Improving Bug Localization by Mining Crash Reports: an Industrial Case Study
Crashing fault localization, stack trace, software crash
In this dissertation, we investigated whether it is possible to identify buggy files in industrial large-scale Java web information systems from stack traces automatically reported for those systems. For this, we select and adapt some approaches described in the literature about error log grouping and suspicious file ranking of crashing the system. Next, we design and implement a software tool to identify and rank buggy files using stack traces from crash reports. Lastly, we apply them in an empirical study conducted with large scale web information systems. We analyze resolved issues and error logs of three industrial systems, grouped the logs based on the stack traces, and suggested a list of suspected buggy files.

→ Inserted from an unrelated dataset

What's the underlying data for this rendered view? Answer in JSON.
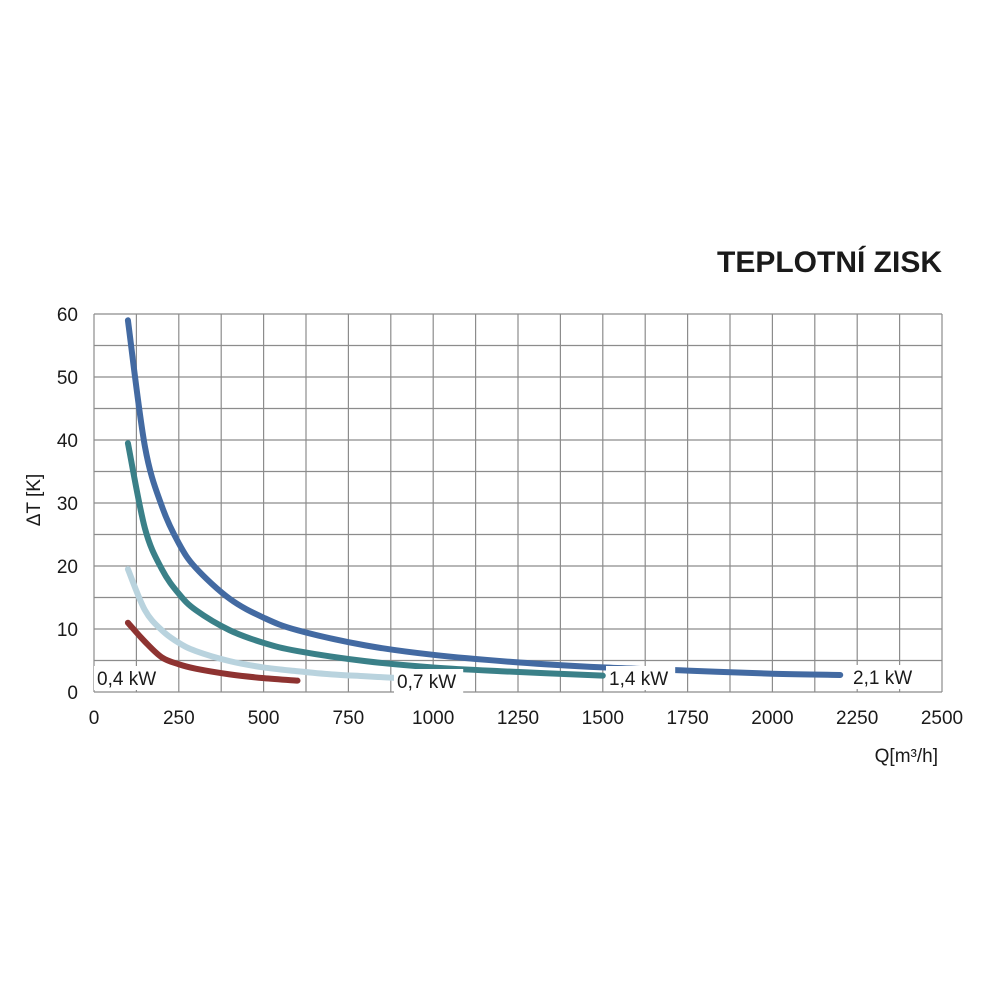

The results of our study presented recall values of 57.08%, 64.1%, 68.06%, and 72.22%, and the mean average precision of 51.32%, 65.43%, 67.66%, and 68.02% considering the top 1, 3, 5 and 10 suspicious files suggested by our approach, respectively. We also found that changed methods to correct bugs are present in the stack traces of the error log groups in approximately 80% of the time. Besides, we identified that between 66.7% and 72.28% of the cases, the methods modified to fix a bug are the most often found in stack traces of the error log group related to that bug. We conclude that stack traces from the crash reports can help identify files responsible for crashing the Java web information systems.